The Report then went on to summarize its findings with respect to year-over-year increases for drugs already in the market:
The average net price for brands already in the market is estimated to have increased by 3.5% in 2016, up from 2.5% in 2015, while remaining significantly lower than prior years. This reflects the heightened competition among manufacturers and more aggressive efforts by health plans and pharmacy benefit managers to limit price growth. Invoice price levels, prior to the impact of concessions, increased 9.2% in 2016…. [emphasis added.]

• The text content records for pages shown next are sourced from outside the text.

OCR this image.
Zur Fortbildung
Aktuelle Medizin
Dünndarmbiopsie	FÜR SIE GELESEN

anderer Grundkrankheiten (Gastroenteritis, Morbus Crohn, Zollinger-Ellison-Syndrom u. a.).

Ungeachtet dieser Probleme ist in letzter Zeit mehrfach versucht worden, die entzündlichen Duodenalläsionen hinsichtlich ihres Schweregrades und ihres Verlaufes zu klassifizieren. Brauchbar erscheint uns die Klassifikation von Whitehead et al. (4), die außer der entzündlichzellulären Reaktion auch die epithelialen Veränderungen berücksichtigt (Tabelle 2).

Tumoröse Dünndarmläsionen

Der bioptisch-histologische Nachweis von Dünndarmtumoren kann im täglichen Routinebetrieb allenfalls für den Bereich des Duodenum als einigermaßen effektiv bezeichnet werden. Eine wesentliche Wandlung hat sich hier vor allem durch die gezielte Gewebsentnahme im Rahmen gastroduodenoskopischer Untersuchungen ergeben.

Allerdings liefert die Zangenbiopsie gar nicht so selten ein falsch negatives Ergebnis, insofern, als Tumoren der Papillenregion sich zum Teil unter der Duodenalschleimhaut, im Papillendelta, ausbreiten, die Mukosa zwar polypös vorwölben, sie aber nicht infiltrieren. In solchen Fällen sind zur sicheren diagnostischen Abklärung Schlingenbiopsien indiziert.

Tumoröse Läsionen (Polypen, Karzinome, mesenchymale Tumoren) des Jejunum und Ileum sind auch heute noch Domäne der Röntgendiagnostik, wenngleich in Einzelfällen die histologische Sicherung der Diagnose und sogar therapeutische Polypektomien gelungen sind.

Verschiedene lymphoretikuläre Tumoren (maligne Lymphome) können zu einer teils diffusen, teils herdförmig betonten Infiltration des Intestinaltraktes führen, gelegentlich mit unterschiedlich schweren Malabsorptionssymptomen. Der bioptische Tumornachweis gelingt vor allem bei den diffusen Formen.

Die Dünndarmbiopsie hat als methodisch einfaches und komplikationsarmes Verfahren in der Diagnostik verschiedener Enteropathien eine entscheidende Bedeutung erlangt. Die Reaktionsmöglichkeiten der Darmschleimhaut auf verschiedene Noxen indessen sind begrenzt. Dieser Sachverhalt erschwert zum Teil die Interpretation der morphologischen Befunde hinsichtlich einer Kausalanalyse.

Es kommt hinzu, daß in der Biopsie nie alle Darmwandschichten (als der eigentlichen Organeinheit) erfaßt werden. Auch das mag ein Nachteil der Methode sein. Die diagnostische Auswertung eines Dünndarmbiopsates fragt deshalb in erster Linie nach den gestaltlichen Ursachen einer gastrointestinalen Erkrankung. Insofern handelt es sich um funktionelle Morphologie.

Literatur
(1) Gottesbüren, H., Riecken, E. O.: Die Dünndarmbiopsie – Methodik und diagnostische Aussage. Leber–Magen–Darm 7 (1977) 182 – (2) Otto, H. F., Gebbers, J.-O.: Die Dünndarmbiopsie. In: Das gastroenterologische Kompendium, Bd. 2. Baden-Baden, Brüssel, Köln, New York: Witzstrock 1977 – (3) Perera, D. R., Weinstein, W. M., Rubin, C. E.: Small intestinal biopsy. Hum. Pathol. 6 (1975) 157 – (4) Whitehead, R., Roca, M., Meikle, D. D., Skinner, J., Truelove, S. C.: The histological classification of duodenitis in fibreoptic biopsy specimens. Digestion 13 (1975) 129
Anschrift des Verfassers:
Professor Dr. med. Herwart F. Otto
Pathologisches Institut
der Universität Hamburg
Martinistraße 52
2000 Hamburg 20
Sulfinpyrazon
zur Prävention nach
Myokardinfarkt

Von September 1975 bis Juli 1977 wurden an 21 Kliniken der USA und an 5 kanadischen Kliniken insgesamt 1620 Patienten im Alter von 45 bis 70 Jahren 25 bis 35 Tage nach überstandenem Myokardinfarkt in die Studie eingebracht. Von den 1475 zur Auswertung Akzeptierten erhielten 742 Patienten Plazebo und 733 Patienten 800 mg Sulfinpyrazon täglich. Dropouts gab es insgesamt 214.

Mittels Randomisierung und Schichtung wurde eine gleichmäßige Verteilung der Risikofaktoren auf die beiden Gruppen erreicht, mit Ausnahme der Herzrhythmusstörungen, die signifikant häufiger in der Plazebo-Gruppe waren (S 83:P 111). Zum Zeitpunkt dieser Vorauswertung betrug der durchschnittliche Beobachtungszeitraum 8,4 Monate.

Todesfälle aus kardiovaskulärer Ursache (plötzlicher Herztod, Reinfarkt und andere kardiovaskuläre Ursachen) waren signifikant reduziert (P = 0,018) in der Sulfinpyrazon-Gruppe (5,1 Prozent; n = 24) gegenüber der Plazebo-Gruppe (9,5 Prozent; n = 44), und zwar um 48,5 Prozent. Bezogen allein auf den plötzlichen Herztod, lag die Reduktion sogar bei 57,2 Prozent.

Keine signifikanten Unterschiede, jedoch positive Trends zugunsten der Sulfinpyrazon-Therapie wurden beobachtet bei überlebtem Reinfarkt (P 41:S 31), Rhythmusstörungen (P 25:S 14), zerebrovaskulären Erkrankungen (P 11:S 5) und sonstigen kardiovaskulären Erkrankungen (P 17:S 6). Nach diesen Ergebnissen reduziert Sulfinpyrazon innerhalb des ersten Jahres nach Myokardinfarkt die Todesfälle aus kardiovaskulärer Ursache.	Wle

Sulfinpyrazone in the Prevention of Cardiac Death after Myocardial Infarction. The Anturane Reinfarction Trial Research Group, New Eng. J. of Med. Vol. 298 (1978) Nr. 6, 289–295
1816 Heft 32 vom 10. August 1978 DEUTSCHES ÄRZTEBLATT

What are the takeaways from the IMSQuintiles Report? The ridiculous annual increases in retail prices for existing drugs (the 9.2% in the Report) are the attention-grabbing headlines of a number of stories on drug prices, but only the starting point for the price negotiations with payers and pharmacy benefit managers (PBMs). The price gap is a much more complicated part of the drug pricing story, which is closely linked to another major part of the pharmaceutical marketplace, the role of PBMs. Back in March, Bloomberg BNA reported that Senator Wyden (D.Ore) “proposed legislation that would force drug middlemen to disclose secret discounts they receive from manufacturers, a sign of growing scrutiny of the role played by pharmacy benefit managers in high prices.” Wyden’s proposal, S.637 - Creating Transparency to Have Drug Rebates Unlocked (C-THRU) Act of 2017 is, as the title suggests, about increasing transparency in prices (for Medicare Part D drugs), which in theory can lead to more negotiating power on the buyer side and lead to lower prices overall. This kind of transparency in the prices actually charged for drugs is very different from the “transparency” that is the subject of a number of state laws seeking to require disclosure of the costs of developing individual drugs. Sarpatwari et al reviewed those initiatives in The New England Journal of Medicine and pointed out the conceptual and practical difficulties with “cost of development” disclosure mandates. My own analysis is that transparency in the actual prices paid, which is the focus of the Wyden proposal would be helpful. Marketplaces require information to work. While much of the information needed for the pharmaceutical marketplace to work is information about the actual effectiveness of a drug, prices paid by other parties is also extremely useful. The problem of rising drug costs is unlikely to be solved by information about prices, but it would at least be a step in the right direction.